Я встал. Сгорбившись, чтобы уберечь от дождя, достал бумаги Арнагельды. Сунул их под папаху, подал всаднику. Тот вложил револьвер в кобуру. Крылом взметнув полу плаща, прикрыл им документ. Прочитал. Так же прикрывая, вернул мне.
– Все ясно… Это наш, – сказал спутник и слез с седла.
Объяснил мне, что они едут из Ташауза в Дарвазу на серный завод. Сюда свернули, услышав выстрелы. Поинтересовался: куда едем, зачем? Я сказал.
Я, ссутулившись, побрел к Ахмеду ага, возле которого, закрыв перед чужими лицо паранджой, понуро стояла Айнабат. Русский начальник шел рядом.
Айнабат и спешившийся конник уже перевернули Ахмед-майыла на спину, сложили ему руки на груди. Старик лежал строгий и немного торжественный. Только лицо вот… Дождь стекал по нему струйками и казалось, будто Ахмед ага плачет от бессилия, от того, что ничего нельзя исправить. Я опустился перед ним, положил голову старика на колени и, погладив лицо ладонью, закрыл ему глаза…
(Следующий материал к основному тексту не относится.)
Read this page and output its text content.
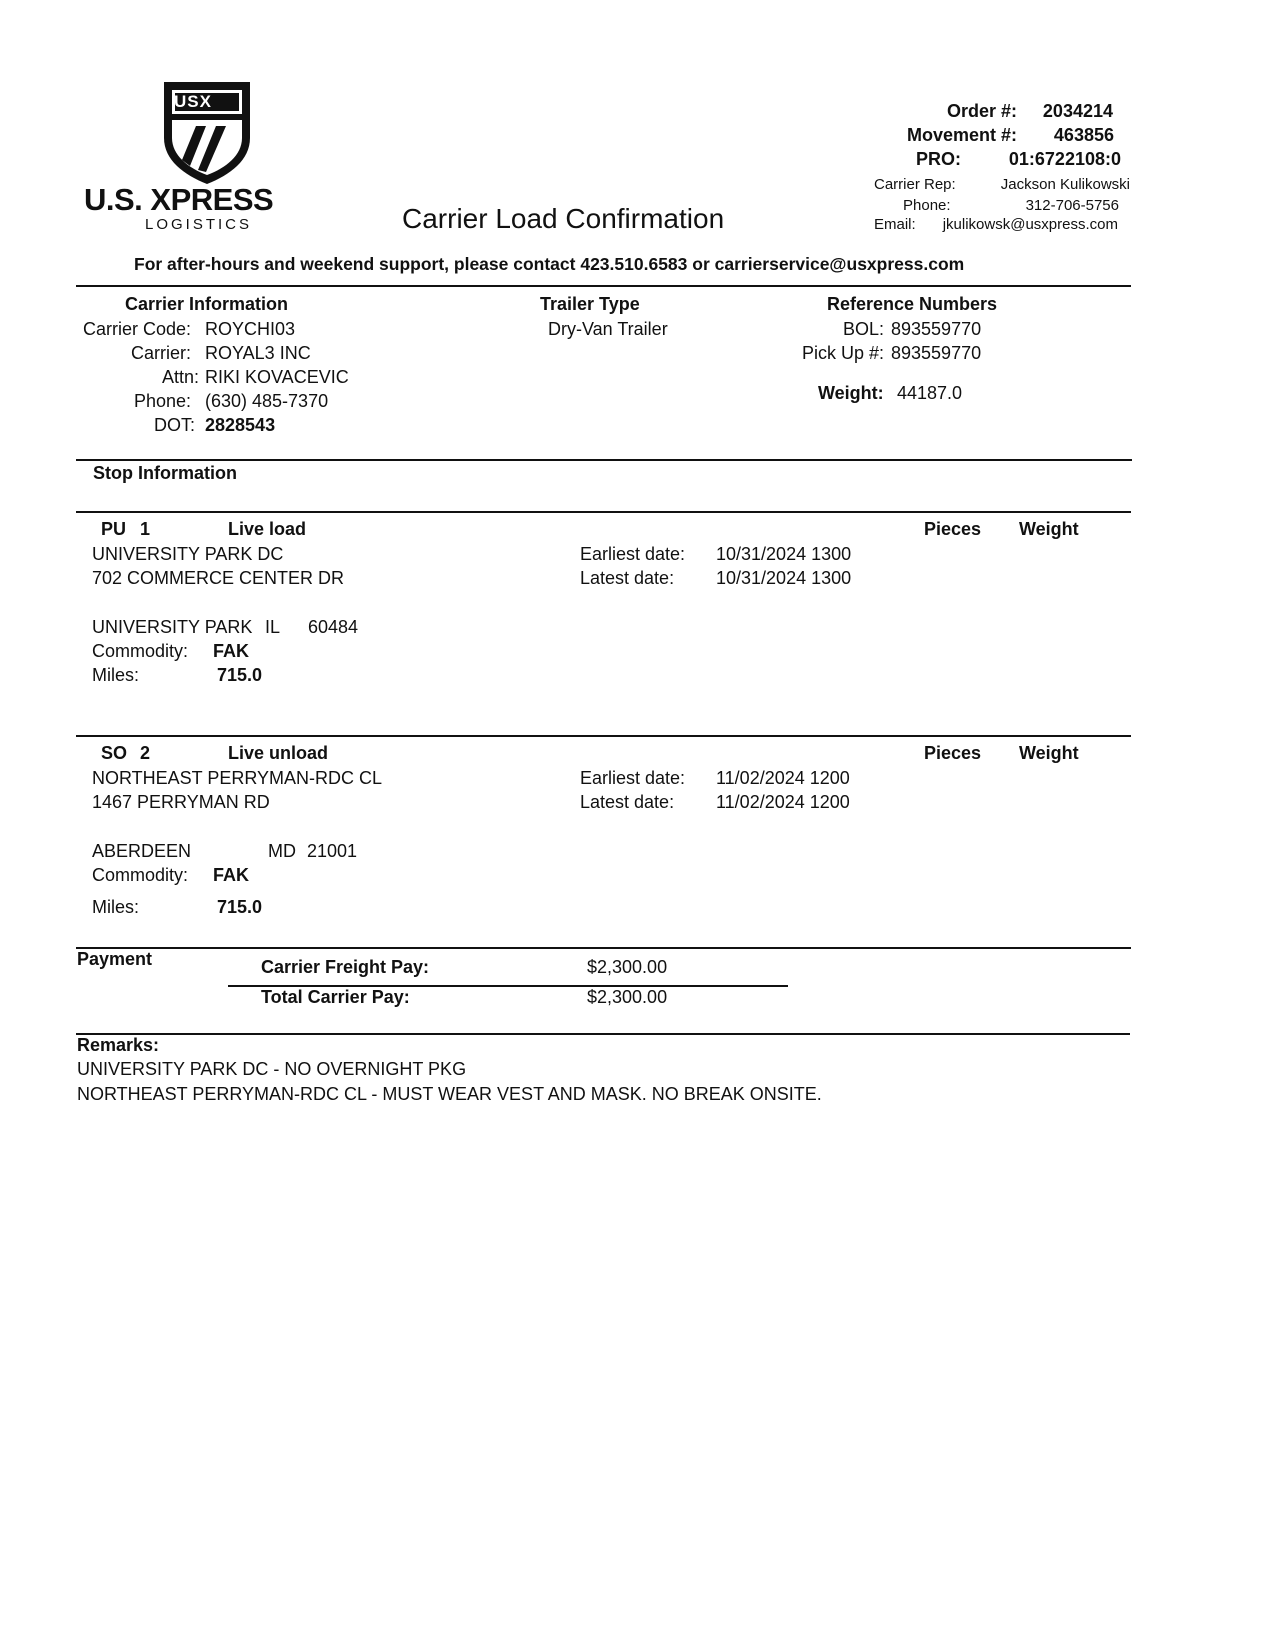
USX
U.S. XPRESS
LOGISTICS	Carrier Load Confirmation
Order #: 2034214
Movement #: 463856
PRO:	01:6722108:0
Carrier Rep:	Jackson Kulikowski
Phone:	312-706-5756
Email: jkulikowsk@usxpress.com
For after-hours and weekend support, please contact 423.510.6583 or carrierservice@usxpress.com
Carrier Information
Carrier Code: ROYCHI03
Carrier: ROYAL3 INC
Attn: RIKI KOVACEVIC
Phone: (630) 485-7370
DOT: 2828543
Trailer Type
Dry-Van Trailer
Reference Numbers
BOL: 893559770
Pick Up #: 893559770
Weight: 44187.0
Stop Information
PU 1	Live load	Pieces Weight
UNIVERSITY PARK DC
702 COMMERCE CENTER DR
Earliest date: 10/31/2024 1300
Latest date: 10/31/2024 1300
UNIVERSITY PARK IL 60484
Commodity: FAK
Miles:	715.0
SO 2	Live unload	Pieces Weight
NORTHEAST PERRYMAN-RDC CL
1467 PERRYMAN RD
Earliest date: 11/02/2024 1200
Latest date: 11/02/2024 1200
ABERDEEN	MD 21001
Commodity: FAK
Miles:	715.0
Payment	Carrier Freight Pay:	$2,300.00
Total Carrier Pay:	$2,300.00
Remarks:
UNIVERSITY PARK DC - NO OVERNIGHT PKG
NORTHEAST PERRYMAN-RDC CL - MUST WEAR VEST AND MASK. NO BREAK ONSITE.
Басмача мы закопали там же, где нашли его труп: за выступом небольшой ложбинки, в которой стоял Тулпар – серый конь Ахмеда ага.
Ахмеда-майыла похоронили с правой стороны долины, на возвышении, чтобы могильный холмик виден был издалека.
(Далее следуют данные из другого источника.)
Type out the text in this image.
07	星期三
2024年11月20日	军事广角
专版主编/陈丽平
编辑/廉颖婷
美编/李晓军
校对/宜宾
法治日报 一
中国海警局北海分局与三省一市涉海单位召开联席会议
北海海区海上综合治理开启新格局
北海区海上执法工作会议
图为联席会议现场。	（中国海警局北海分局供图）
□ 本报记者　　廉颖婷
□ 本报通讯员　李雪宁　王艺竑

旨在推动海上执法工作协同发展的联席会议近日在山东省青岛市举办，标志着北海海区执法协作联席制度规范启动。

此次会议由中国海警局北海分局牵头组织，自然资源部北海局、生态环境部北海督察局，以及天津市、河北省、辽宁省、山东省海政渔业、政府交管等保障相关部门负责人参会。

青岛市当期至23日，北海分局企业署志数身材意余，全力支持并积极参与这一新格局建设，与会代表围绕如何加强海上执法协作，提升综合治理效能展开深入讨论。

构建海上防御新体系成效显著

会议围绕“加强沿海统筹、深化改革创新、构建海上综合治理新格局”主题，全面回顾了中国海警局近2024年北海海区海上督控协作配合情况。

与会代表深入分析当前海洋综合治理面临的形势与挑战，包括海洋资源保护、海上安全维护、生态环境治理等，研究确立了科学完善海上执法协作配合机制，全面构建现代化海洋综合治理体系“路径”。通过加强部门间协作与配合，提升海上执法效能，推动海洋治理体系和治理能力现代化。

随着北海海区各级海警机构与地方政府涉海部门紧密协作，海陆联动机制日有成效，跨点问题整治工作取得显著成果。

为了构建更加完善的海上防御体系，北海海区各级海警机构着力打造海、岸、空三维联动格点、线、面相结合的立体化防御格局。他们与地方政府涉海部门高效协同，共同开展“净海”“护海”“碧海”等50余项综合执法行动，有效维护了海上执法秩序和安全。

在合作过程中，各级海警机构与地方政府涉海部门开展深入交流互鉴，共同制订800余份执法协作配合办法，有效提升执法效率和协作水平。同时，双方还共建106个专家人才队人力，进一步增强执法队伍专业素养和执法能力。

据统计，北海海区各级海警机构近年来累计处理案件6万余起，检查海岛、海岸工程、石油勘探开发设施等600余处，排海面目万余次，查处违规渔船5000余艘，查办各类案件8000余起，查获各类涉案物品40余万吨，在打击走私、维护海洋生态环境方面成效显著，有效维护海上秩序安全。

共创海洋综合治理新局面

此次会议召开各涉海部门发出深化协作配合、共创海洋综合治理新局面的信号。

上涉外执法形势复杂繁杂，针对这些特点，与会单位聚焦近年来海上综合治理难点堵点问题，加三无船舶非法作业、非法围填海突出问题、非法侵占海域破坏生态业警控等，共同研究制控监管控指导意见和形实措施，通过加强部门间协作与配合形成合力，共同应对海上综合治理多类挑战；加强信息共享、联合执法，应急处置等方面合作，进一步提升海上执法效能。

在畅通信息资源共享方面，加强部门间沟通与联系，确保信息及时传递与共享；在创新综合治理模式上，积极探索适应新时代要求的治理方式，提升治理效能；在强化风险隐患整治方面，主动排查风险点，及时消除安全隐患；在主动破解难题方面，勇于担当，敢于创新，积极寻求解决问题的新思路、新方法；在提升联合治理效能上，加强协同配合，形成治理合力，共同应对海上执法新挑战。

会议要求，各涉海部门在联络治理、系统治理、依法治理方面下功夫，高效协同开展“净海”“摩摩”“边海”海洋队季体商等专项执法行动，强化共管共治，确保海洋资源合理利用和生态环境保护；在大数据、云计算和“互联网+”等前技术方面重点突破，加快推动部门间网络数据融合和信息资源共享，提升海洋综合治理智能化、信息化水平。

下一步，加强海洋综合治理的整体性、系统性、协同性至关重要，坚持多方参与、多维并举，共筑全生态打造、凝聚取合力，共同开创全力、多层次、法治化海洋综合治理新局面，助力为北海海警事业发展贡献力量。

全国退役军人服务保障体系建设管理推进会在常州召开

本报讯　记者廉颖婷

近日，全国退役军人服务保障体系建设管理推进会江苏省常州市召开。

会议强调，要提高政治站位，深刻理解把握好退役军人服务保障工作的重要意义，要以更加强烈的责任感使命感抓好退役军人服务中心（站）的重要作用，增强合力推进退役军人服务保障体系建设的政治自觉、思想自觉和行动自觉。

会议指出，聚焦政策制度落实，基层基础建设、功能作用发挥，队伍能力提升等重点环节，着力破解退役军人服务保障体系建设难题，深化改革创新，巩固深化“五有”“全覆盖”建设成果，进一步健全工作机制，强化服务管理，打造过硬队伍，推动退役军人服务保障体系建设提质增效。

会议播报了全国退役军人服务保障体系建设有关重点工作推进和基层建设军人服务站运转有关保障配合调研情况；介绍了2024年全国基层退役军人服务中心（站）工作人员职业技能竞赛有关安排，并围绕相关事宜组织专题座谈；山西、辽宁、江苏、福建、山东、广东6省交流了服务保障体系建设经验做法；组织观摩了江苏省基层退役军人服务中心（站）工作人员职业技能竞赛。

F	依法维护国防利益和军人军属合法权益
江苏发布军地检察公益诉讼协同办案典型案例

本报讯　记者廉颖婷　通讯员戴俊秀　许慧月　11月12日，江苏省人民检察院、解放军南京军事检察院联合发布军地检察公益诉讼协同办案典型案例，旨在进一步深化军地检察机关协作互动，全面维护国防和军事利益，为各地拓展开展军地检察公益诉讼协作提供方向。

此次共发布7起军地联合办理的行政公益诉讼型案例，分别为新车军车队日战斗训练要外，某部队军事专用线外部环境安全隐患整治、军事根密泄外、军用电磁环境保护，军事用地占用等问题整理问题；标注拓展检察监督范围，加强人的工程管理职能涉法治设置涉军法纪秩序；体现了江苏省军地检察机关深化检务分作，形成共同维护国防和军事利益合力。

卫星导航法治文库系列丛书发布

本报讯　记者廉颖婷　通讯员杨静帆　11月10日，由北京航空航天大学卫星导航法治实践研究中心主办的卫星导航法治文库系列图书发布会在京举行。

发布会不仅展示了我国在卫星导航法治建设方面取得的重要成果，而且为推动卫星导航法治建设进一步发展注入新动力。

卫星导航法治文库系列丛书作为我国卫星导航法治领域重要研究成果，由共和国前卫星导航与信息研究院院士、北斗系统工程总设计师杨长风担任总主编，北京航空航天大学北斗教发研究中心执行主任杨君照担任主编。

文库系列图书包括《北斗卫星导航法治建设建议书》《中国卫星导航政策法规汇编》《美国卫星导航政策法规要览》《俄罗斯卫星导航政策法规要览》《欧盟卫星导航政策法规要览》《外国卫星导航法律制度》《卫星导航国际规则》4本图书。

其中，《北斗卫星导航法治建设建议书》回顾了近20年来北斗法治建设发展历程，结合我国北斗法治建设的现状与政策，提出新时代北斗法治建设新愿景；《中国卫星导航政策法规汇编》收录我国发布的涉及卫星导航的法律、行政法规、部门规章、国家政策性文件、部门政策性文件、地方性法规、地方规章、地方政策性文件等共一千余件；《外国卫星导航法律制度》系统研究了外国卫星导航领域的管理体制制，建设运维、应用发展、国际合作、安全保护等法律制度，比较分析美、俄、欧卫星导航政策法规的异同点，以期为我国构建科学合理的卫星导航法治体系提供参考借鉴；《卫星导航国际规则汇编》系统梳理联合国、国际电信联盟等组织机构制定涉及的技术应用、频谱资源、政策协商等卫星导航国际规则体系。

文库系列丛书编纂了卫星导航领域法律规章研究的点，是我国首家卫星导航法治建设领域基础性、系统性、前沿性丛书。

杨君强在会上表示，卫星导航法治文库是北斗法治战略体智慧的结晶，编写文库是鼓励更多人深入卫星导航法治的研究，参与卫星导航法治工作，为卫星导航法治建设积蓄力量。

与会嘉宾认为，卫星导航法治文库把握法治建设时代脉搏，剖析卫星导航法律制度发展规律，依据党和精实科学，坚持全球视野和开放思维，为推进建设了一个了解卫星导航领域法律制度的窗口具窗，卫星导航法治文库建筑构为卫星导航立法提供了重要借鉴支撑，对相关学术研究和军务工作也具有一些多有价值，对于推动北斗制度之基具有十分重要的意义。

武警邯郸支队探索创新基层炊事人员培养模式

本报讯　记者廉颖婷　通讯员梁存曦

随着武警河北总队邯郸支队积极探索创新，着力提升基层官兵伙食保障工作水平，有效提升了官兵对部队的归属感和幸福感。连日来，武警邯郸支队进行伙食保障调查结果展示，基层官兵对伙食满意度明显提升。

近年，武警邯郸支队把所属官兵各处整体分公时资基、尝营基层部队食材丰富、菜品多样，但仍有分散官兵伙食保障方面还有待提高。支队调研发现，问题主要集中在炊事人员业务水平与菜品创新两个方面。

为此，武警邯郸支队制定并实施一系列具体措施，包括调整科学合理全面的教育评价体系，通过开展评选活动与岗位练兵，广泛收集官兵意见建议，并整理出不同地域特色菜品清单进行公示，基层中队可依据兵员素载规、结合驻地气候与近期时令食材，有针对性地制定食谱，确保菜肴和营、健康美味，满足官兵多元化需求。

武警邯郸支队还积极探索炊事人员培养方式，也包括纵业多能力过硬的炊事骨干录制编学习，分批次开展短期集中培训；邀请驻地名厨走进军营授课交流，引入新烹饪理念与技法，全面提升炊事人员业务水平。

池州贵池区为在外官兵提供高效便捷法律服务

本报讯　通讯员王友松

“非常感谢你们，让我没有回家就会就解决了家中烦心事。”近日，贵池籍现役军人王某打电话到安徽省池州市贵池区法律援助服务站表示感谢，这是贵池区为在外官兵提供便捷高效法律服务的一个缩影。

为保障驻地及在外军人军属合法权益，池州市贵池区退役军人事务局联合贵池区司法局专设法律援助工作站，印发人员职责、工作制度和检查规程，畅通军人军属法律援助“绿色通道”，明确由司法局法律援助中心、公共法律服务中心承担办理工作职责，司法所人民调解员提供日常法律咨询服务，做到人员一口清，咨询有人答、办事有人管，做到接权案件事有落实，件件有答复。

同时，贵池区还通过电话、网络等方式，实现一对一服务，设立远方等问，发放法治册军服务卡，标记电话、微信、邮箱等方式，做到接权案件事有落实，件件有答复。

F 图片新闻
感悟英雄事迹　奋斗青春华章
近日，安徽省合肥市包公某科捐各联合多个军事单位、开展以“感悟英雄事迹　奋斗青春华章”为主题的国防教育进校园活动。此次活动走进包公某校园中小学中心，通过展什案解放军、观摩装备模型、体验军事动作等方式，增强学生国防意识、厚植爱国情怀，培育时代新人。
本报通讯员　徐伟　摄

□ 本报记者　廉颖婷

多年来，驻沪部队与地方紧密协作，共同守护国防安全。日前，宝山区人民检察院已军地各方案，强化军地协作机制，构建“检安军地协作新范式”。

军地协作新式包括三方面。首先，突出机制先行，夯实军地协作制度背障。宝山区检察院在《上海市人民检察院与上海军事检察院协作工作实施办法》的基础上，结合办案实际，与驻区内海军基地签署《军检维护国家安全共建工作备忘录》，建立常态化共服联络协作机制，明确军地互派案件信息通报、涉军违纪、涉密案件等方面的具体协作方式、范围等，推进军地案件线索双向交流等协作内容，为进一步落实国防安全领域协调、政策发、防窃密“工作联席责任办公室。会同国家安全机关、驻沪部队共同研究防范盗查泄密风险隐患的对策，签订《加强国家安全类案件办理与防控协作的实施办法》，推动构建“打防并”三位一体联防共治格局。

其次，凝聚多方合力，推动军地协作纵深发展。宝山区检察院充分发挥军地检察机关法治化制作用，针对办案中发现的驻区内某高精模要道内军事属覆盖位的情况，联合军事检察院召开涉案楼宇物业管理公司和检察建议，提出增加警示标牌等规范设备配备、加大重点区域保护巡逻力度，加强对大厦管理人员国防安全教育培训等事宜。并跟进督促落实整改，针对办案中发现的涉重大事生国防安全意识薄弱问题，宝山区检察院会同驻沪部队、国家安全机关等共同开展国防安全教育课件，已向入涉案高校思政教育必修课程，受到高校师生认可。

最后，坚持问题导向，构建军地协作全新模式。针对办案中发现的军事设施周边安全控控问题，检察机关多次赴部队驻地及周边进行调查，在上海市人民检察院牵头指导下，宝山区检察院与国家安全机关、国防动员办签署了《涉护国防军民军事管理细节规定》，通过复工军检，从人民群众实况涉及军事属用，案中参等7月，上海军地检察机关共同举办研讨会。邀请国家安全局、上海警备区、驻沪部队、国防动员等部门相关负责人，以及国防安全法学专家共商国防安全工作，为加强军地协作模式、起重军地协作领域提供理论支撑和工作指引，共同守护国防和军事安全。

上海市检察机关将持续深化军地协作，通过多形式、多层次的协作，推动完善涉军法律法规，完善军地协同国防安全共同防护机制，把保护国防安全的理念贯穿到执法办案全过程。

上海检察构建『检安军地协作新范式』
Когда попрощались с русскими, и они уехали на восток, в сторону Гугуртли, я, выдернув из лопаты черенок, глубоко вбил его в изголовье могилы, а Айнабат привязала к нему белый шелковый платок – пусть все проезжающие и проходящие видят: здесь погребен невинный, злодейски убитый человек – шехид.
Мы решили не задерживаться в этой проклятой, принесшей горе, долине. Я попрощался с Боздуманом, сел на Тулпара; Айнабат на коня Ахмеда-майыла. И мы, бок о бок, поспешили поскорей уйти от этого печального места. Сворачивая вслед за изгибом долины, оба враз, не сговариваясь, оглянулись – платок Айнабат над могилой слабенько, небольшим пятнышком белел сквозь дождь и, казалось, светился. Прощай, Ахмед ага, пусть будет земля тебе пухом!
Только в сумерках выбрались мы из долины и опять попали под ветер. Но это был другой ветер – южный, приветливо обвевающий нас теплом, словно лаская. Я обрадовался: значит, он переборол северный, значит, отгонит тучи, они пойдут стороной и потому дождь должен, обязан будет прекратиться. И тут же почувствовал, как же, оказывается, я промок и продрог! А каково Айнабат. Она, нахохлившись, спряталась под войлочной накидкой, которая уже не спасала – пропиталась влагой, набухла, с нижнего края ее текли тоненькие ручейки. “Все, хватит! Надо обсушиться, переодеться. Да и перекусить пора», – и сразу же в животе режуще засосало, в глазах потемнело от голода. “О, Аллах, а Айнабат терпит, молчит».
Я стал озираться, выискивая место, где бы сделать привал. Айнабат догадалась, видимо, в чем дело, попросила торопливо:
– Давай поедем, Максут, пока не кончился дождь… Если ты проголодался, на, подкрепись, – достала кусок брынзы, протянула. – Дождь скоро перестанет, вот увидишь. Давай не будем останавливаться, а?
Я растерялся: молчальница Айнабат впервые сама заговорила со мной, впервые обратилась ко мне. Да еще с просьбой! И от неожиданности я ляпнул:
– Как хочешь. Можем ехать хоть до утра, – хотя сразу же и пожалел об этом: а вдруг женщина заболеет? Но слово есть слово и менять его не гоже мужчине.
Дождь прекратился только глубокой ночью, когда ехать дальше все равно не имело смысла – было так темно, что я даже не видел головы коня. И все же мы, доверившись коням, продолжали путь, пока не почувствовали, что от песков исходит накопленное днем тепло.